Elizabeth Strecker’s phone has been ringing steadily ever since the Abbotsford grandmother made headlines as the victim of “humiliating” treatment at the hands of airport screeners in Calgary.

Many of the calls – 16 to 18, she guesses – are from people across Canada who have had similar experiences to hers, who wanted to offer her their condolences.

Strecker was flying home to Abbotsford earlier this month, and at the Calgary International Airport, she was reduced to tears by the security screeners.

They asked if she was carrying any liquids or gels, to which she incorrectly answered ‘no,’ not disclosing the gel-filled prosthesis that the breast cancer survivor wears after undergoing a mastectomy.

Strecker had to undergo a full body scan, ordered to stand with her legs in a wide stance, with her arms up.

She told screeners she could not raise her disabled left arm, but the security personnel were insistent. She pulled her left arm up with her right, but the screeners said that was not allowed.

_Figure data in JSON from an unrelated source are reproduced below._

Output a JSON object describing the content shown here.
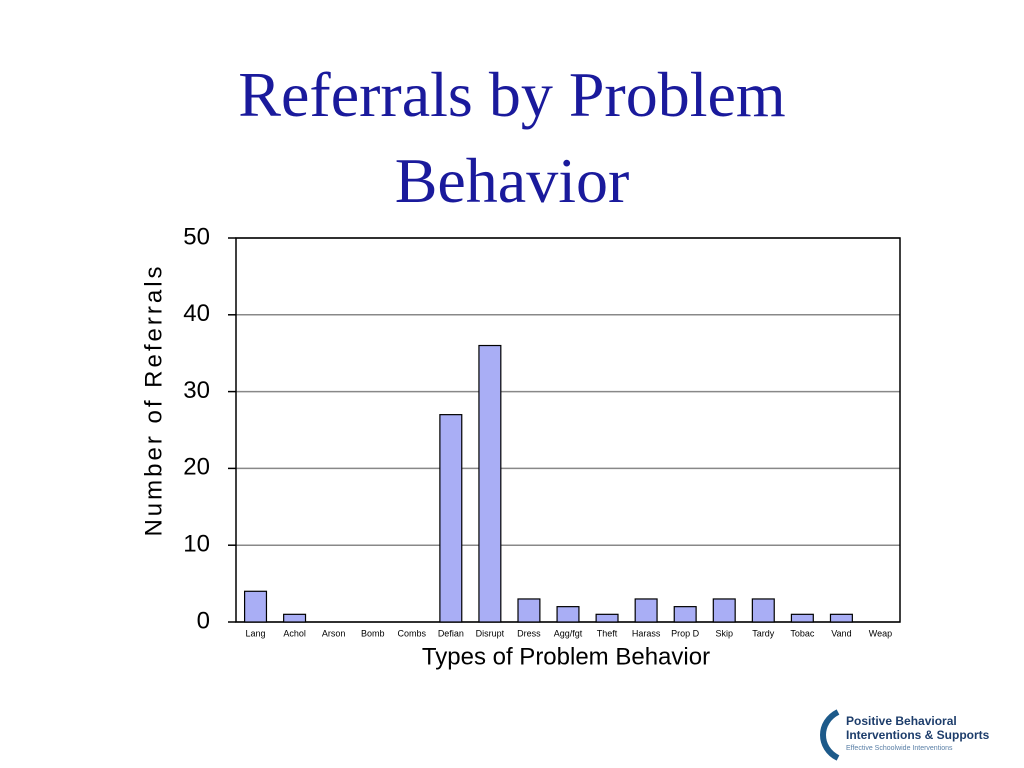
{
  "chart_data": {
    "type": "bar",
    "title": "Referrals by Problem Behavior",
    "x_label": "Types of Problem Behavior",
    "y_label": "Number of Referrals",
    "categories": [
      "Lang",
      "Achol",
      "Arson",
      "Bomb",
      "Combs",
      "Defian",
      "Disrupt",
      "Dress",
      "Agg/fgt",
      "Theft",
      "Harass",
      "Prop D",
      "Skip",
      "Tardy",
      "Tobac",
      "Vand",
      "Weap"
    ],
    "values": [
      4,
      1,
      0,
      0,
      0,
      27,
      36,
      3,
      2,
      1,
      3,
      2,
      3,
      3,
      1,
      1,
      0
    ],
    "color": "#a9aef5",
    "ylim": [
      0,
      50
    ],
    "yticks": [
      0,
      10,
      20,
      30,
      40,
      50
    ],
    "grid": true
  },
  "logo": {
    "line1": "Positive Behavioral",
    "line2": "Interventions & Supports",
    "tagline": "Effective Schoolwide Interventions"
  }
}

“I felt like a dog who couldn’t follow orders.”

In an awkward body position, she stumbled.

“I am 82. My balance is maybe not like it used to be,” she said. “And then they look at you like you’re drunk.”

She was patted down, and a screener felt the prosthesis.

“I was humiliated.”

Strecker is still emotional as she recalls the ordeal. She said she might never fly again, but she wants to highlight what she sees as a problem.

Phone calls have come from Toronto, Winnipeg, Prince George and across Canada, as people share similar stories with Strecker.

“Not many people want to go public, because it is embarrassing,” she said. “These are people who were terribly, terribly humiliated.”

One woman from Vancouver urged her to bring a lawsuit, saying that is the only way to effect change. However, Strecker, a widow on a fixed income, is not interested in suing.

“Change, that’s all I want,” she said, adding that the security screeners need to be better trained in personal relations.

One of the phone calls she received was from the office of MP Ed Fast, and she was to meet with him on Monday afternoon.

Another call was from a representative of the Canadian Air Transport Security Authority, who left a message apologizing for the incident.

The security agency had about 1,500 complaints from among 51 million Canadian travellers last year. CATSA has reviewed video footage of the screening process with Strecker, and ordered an investigation. It should be completed in about a month.